The Shipley School
Shipley Sisters (c. 1894). Founded the Shipley School in 1894 to prepare young women for Bryn Mawr College.
The Shipley School , now a coeducational day school in Bryn Mawr, was founded in 1894 by the three Shipley sisters, Hannah, Elizabeth, and Katharine, to prepare young women for Bryn Mawr College. The children of a Quaker father who encouraged his daughters in intellectual pursuits, the sisters themselves were well educated and well traveled. All had studied abroad and Katharine graduated in the first class at Bryn Mawr. Theirs was not to be a mere finishing school. The Shipleys’ aim was: “to fit [the student] to enter college with a mind trained to habits of scientific study.” They also emphasized “character building.”
By 1913, the School had 75 boarding students and 39 teachers. The early brochures describe Shipley as a “home school,” not a “school away from home.” Students lived in three residences and studied in the “schoolhouse”, purchased in 1895, faced in brick in 1906, and still standing as the main School building. Students were expected to participate in the life of the community in addition to pursuing their academic studies.
And while they look quite demure in their Commencement dresses and went regularly to concerts and the theater, they played basketball and baseball and rode bicycles and horses.
They also earned scholarships to Bryn Mawr. “Fortiter in re, leniter in modo” (“Courage for the deed, grace for the doing”) was and is the School motto. From the beginnings there was an emphasis on each individual developing her own abilities and talents. There never was a “Shipley mold.”
In 1998, with 795 students in pre-kindergarten through twelfth grade, Shipley on the surface is a very different place from what it was in 1894. It no longer has boarders; it has been coeducational for 25 years. Boys and girls go on to a wide variety of colleges. The genius of the Shipley sisters was to establish a mission which allowed for flexibility in changing times.
Students c. 2000.
Their emphasis on academic excellence and on concern for the body and spirit as well as the mind of each individual child is still the basis of Shipley’s mission and philosophy.
A Moral Compass
Margaret Bailey Speer (1900-1997).
Margaret Bailey Speer (1900-1997), the fourth Headmistress of The Shipley School, arrived in 1944 after a distinguished career at Yenching University in Beijing, China. A graduate of Bryn Mawr College, she went to China to teach English. By 1934 she was Dean of the Yenching College for Women, a position she held until December 1941, when the Japanese occupation forces in China closed down the university. After a period of house arrest and then internment by the Japanese, Miss Speer returned to the United States in 1943.

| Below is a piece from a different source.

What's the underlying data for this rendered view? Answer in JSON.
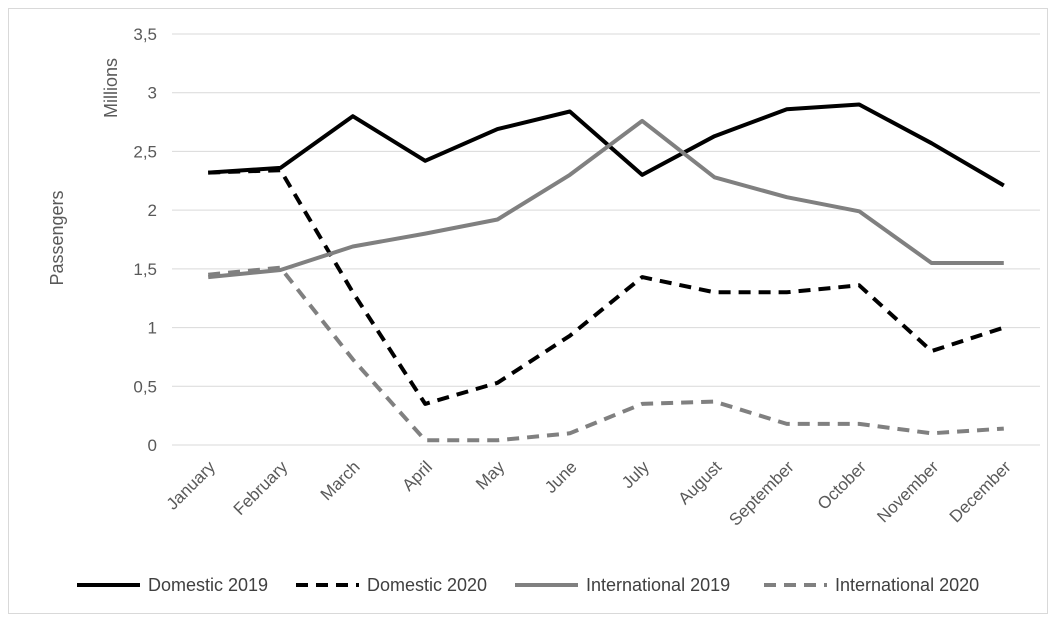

For 21 years until her retirement in 1965, Margaret Bailey Speer carried out and reinforced Shipley’s original mission. Her intellectual standards were high. Her understanding of people was deep. Her global vision, her genuine concern for humanity, and particularly her sense of justice profoundly influenced an entire generation of Shipley students. Teaching by example and by parable, she had a light and often humorous, but nevertheless firm touch. She worked tirelessly not only to educate and broaden the minds of Shipley students, but those of others as well. She ensured that African American students would be welcome at Shipley and was a founder in 1966 of the Bryn Mawr Presbyterian Church Tutoring Program, in which students of Main Line independent schools still tutor children from the inner city.
Respected by her peers as well as her students, Margaret Bailey Speer was a president of and also served on the boards of the major associations of independent schools and a number of other organizations concerned with education and justice. Miss Speer was one of the first women elected as a Member of Session, the governing body of the Bryn Mawr Presbyterian Church.